Für Anna Bahr-Mildenburg, die gegenwärtig dem einschlägig versierten Publikum hauptsächlich als gefeierte Wagner-Darstellerin bekannt sein dürfte (vielleicht auch durch die Beziehung zu ihrem Förderer Gustav Mahler oder die Ehe mit dem Literaten Hermann Bahr, einer Schlüsselfigur der Wiener Moderne), waren die Regiebücher Teil ihres Erbes: „Meine Kunst wird in einigen Regiebearbeitungen zurückbleiben.“ (zit. n. S. 261) Diese im wissenschaftlichen Diskurs häufig relativierten oder gar negierten Leistungen Bahr-Mildenburgs als Regisseurin, die ihr Fundament in der unmittelbaren Bühnenerfahrung der Künstlerin haben, hinterfragt Martensen durchaus kritisch. Dabei werden jedoch auch zahlreiche, immer wieder unreflektiert weitertradierte Ungenauigkeiten und Vorurteile aufgedeckt, die das bisher sehr unvollständige Gesamtbild dieser sich eben nicht nur auf den Bereich der Operndarstellerin beschränkenden Leistungen bislang geprägt haben. Martensen gelingt es somit, vorgefasste Meinungen zur scheinbaren Rückwärtsgewandtheit der Mildenburg’schen Inszenierungen zu relativieren.

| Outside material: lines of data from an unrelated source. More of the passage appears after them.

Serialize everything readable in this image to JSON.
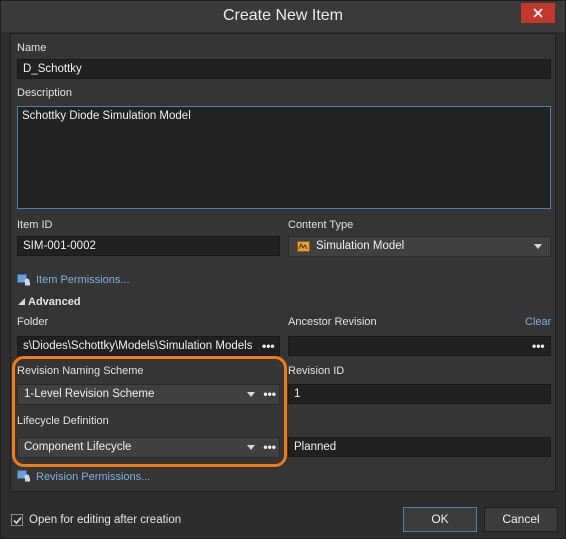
{
  "window": {
    "title": "Create New Item"
  },
  "name": {
    "label": "Name",
    "value": "D_Schottky"
  },
  "description": {
    "label": "Description",
    "value": "Schottky Diode Simulation Model"
  },
  "item_id": {
    "label": "Item ID",
    "value": "SIM-001-0002"
  },
  "content_type": {
    "label": "Content Type",
    "value": "Simulation Model",
    "icon": "simulation-model-icon"
  },
  "item_permissions": {
    "label": "Item Permissions..."
  },
  "advanced": {
    "label": "Advanced"
  },
  "folder": {
    "label": "Folder",
    "value": "s\\Diodes\\Schottky\\Models\\Simulation Models",
    "more": "•••"
  },
  "ancestor_revision": {
    "label": "Ancestor Revision",
    "clear": "Clear",
    "more": "•••"
  },
  "revision_naming_scheme": {
    "label": "Revision Naming Scheme",
    "value": "1-Level Revision Scheme",
    "more": "•••"
  },
  "revision_id": {
    "label": "Revision ID",
    "value": "1"
  },
  "lifecycle_definition": {
    "label": "Lifecycle Definition",
    "value": "Component Lifecycle",
    "more": "•••",
    "state": "Planned"
  },
  "revision_permissions": {
    "label": "Revision Permissions..."
  },
  "footer": {
    "open_for_editing": {
      "label": "Open for editing after creation",
      "checked": true
    },
    "ok_label": "OK",
    "cancel_label": "Cancel"
  },
  "colors": {
    "accent": "#f07b1b",
    "link": "#7fb0e0",
    "close": "#c2392b"
  }
}
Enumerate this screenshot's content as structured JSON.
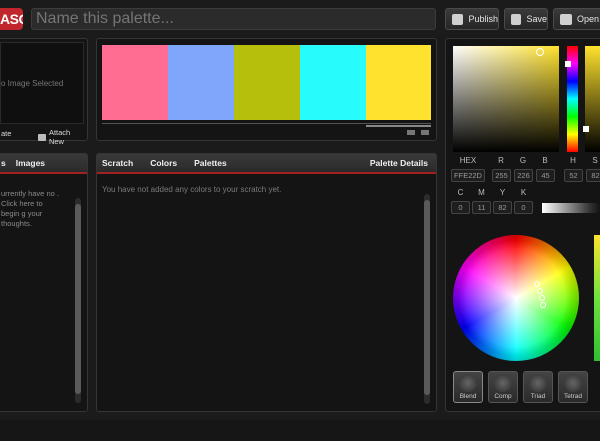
{
  "app": {
    "logo": "ASO"
  },
  "toolbar": {
    "name_placeholder": "Name this palette...",
    "publish_label": "Publish",
    "save_label": "Save",
    "open_label": "Open"
  },
  "image_panel": {
    "empty_text": "o Image Selected",
    "update_label": "ate",
    "attach_label": "Attach New"
  },
  "palette": {
    "colors": [
      "#ff6d92",
      "#7fa6fb",
      "#b6bf0b",
      "#27fbfb",
      "#ffe22d"
    ]
  },
  "notes_panel": {
    "tabs": [
      "s",
      "Images"
    ],
    "text": "urrently have no . Click here to begin g your thoughts."
  },
  "scratch_panel": {
    "tabs": [
      "Scratch",
      "Colors",
      "Palettes"
    ],
    "active_tab": "Scratch",
    "details_label": "Palette Details",
    "empty_text": "You have not added any colors to your scratch yet."
  },
  "color_panel": {
    "labels": {
      "hex": "HEX",
      "r": "R",
      "g": "G",
      "b": "B",
      "h": "H",
      "s": "S",
      "c": "C",
      "m": "M",
      "y": "Y",
      "k": "K"
    },
    "values": {
      "hex": "FFE22D",
      "r": "255",
      "g": "226",
      "b": "45",
      "h": "52",
      "s": "82",
      "c": "0",
      "m": "11",
      "y": "82",
      "k": "0"
    },
    "harmony": [
      "Blend",
      "Comp",
      "Triad",
      "Tetrad"
    ],
    "harmony_active": "Blend"
  }
}
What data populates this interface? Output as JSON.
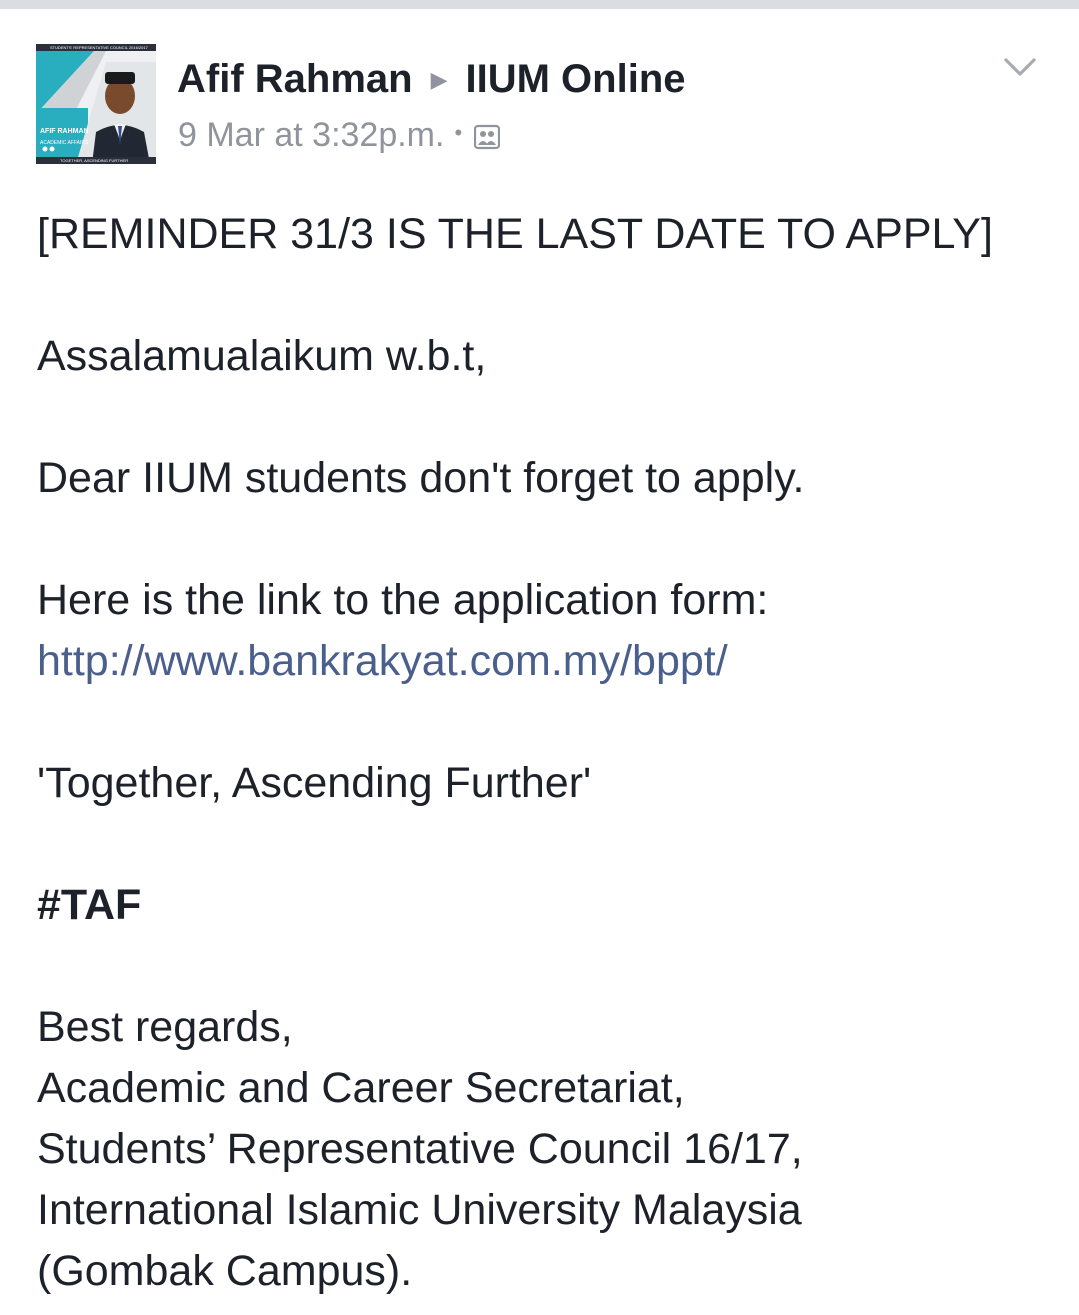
{
  "post": {
    "author": "Afif Rahman",
    "target": "IIUM Online",
    "timestamp": "9 Mar at 3:32p.m.",
    "separator": "•",
    "audience_icon": "group-audience-icon",
    "menu_icon": "chevron-down-icon",
    "avatar": {
      "banner_text": "STUDENTS' REPRESENTATIVE COUNCIL 2016/2017",
      "name_text": "AFIF RAHMAN",
      "role_text": "ACADEMIC AFFAIRS",
      "footer_text": "TOGETHER, ASCENDING FURTHER"
    },
    "body": {
      "headline": "[REMINDER 31/3 IS THE LAST DATE TO APPLY]",
      "greeting": "Assalamualaikum w.b.t,",
      "line1": "Dear IIUM students don't forget to apply.",
      "line2": "Here is the link to the application form:",
      "link": "http://www.bankrakyat.com.my/bppt/",
      "tagline": "'Together, Ascending Further'",
      "hashtag": "#TAF",
      "sign1": "Best regards,",
      "sign2": "Academic and Career Secretariat,",
      "sign3": "Students’ Representative Council 16/17,",
      "sign4": "International Islamic University Malaysia",
      "sign5": "(Gombak Campus)."
    }
  },
  "colors": {
    "text": "#1d2129",
    "meta": "#90949c",
    "link": "#4b5f8c",
    "avatar_teal": "#29aebf",
    "avatar_dark": "#2b2f3a"
  }
}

Ein gut befülltes Schatzkästlein stellt schließlich der Anhang zu Karin Martensen Publikation dar. Er umfasst nicht nur Briefe, Bühnenzeichnungen und Bühnenfotos, sondern vor allem auch die Abschriften der Regiebücher der Walküre, des Siegfried und der Götterdämmerung. Besonders hervorzuheben ist auch der um 1920 entstandene, hier vollständig abgedruckte „Vortrag über Musik und Gebärde“ Anna Bahr-Mildenburgs.
Regiearbeit zwischen Werktreue und Texttreue, facettenreich um die Komponente der Genderproblematik ergänzt und unter kritischer Auseinandersetzung mit dem wissenschaftlichen Diskurs – es ist ein Thema, das vor allem ein kulturwissenschaftlich orientiertes Fachpublikum ansprechen wird. Karin Martensens seriös gearbeitete und gut aufbereitete Darstellung einer der ersten Opernregisseurinnen kann all jenen Leserinnen und Lesern klar empfohlen werden, die genügend Interesse und Sitzfleisch mitbringen, sich durch den doch recht beträchtlichen Umfang hindurchzuarbeiten. Erkenntnisgewinn garantiert.